経団連は4月22日、東京・大手町の経団連会館で第2回AZEC推進ワーキングチームを開催した。日本貿易振興機構(ジェトロ)調査部アジア大洋州課の田口裕介課長代理から、ASEANのカーボンニュートラル(CN)に向けた取り組みや課題について説明を聴くとともに意見交換した。説明の概要は次のとおり。
■ ASEANにおけるCNの取り組みと課題
ASEANでは多くの国が長期的にCNやネットゼロ目標を設定し、脱炭素化に取り組んでいる。エネルギー源として化石燃料への依存度が高く、また今後の経済成長や人口増に伴い、エネルギー需要、炭素排出量は拡大する見込みである。
こうしたなか、脱炭素政策の一環としてASEAN各国は、省エネルギーや再生可能エネルギー拡大に向けた目標を設定している。また、シンガポールやインドネシアは、水素の開発・利用に関する国家戦略を策定している。他方で、国によっては電力供給不足や資金不足などの課題も多くある。
資金については、ASEANで2016~30年の期間で、毎年2000億ドル、累計3兆ドルのグリーン投資が期待されるという試算もあるが、現状(16年)は年間400億ドルにとどまっており、資金調達環境の改善が求められる。また、低炭素化に取り組む事業を対象とするトランジションボンドが十分発行されていないことも課題である。他方、投資を促す判断材料となる「ASEANタクソノミー(第2版)」が23年3月に公表された。アジアの実態に即し、各国の技術や金融の発展段階に応じた内容となっている。
再エネ普及に向けては、国境を越えたクリーンエネルギーの融通を可能とする「ASEANパワーグリッド構想」の実現が期待される。しかし現状(22年)は、目標送電量の4分の1にとどまっているため、整備が急がれる。また、ASEANでは化石燃料補助金を導入している国が多いことも、低炭素エネルギーへの移行を遅らせている原因と国際機関から指摘されている。
■ 日本への期待
ASEANの国々は、脱炭素化目標を達成するため、気候変動関連技術やノウハウを積極的に伝授してくれる存在として日本に高い期待を寄せており、その期待は年々高まっている。
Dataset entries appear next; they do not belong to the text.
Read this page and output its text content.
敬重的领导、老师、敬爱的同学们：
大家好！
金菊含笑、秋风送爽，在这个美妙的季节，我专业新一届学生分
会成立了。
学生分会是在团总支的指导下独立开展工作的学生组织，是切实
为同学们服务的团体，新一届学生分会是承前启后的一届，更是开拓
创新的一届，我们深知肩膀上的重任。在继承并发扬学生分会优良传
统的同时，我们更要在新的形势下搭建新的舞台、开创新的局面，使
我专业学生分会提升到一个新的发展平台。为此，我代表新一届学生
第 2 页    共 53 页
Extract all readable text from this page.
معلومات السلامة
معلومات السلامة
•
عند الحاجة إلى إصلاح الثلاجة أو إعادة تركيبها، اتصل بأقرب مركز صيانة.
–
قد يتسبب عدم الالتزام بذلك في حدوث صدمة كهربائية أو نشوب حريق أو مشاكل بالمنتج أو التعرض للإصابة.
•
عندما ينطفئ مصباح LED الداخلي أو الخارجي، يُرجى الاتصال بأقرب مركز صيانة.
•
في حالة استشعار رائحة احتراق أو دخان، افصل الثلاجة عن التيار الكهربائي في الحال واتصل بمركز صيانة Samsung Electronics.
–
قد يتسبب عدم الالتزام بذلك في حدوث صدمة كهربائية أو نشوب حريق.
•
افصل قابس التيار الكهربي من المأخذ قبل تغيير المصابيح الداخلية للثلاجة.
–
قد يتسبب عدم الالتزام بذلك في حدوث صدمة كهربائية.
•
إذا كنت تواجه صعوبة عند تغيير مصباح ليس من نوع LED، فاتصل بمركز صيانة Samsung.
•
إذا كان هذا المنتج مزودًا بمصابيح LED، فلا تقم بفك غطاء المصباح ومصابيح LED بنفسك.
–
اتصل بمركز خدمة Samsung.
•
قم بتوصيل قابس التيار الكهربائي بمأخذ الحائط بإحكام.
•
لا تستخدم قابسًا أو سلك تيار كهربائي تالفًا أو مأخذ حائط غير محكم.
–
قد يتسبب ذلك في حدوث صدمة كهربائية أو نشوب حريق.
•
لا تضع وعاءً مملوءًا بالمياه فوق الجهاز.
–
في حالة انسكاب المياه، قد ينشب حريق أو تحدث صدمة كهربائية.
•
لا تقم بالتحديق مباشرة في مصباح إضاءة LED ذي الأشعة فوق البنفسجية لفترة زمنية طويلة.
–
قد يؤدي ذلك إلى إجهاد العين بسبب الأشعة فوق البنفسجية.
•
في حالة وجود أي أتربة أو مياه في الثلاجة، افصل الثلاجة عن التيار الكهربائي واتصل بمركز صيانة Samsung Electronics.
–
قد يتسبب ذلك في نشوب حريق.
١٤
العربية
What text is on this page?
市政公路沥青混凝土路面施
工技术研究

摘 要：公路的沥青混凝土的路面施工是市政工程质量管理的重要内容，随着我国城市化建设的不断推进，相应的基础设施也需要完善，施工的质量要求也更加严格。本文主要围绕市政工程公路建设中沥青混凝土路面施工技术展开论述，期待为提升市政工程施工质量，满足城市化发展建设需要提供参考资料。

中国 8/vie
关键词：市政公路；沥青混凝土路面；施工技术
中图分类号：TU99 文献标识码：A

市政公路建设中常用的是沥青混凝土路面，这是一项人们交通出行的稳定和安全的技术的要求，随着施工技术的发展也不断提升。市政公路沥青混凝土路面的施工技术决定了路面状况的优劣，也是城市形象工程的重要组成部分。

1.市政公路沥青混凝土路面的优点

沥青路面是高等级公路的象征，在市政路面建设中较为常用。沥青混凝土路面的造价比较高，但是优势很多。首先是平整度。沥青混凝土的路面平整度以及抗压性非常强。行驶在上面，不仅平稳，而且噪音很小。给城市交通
ASEANにはすでに多くの日本企業が進出し、炭素排出量の見える化や、省エネ・再エネの導入等に取り組んでいる。こうした産業集積のあるASEANで、日本企業が各国と連携して脱炭素化に取り組むことで、ASEANのサプライチェーン全体の低炭素化・国際競争力強化に貢献することが可能である。ジェトロとしても、日本企業と外国企業のマッチングや情報提供を通じて、ASEANの脱炭素化・経済成長・エネルギー安全保障に貢献していく。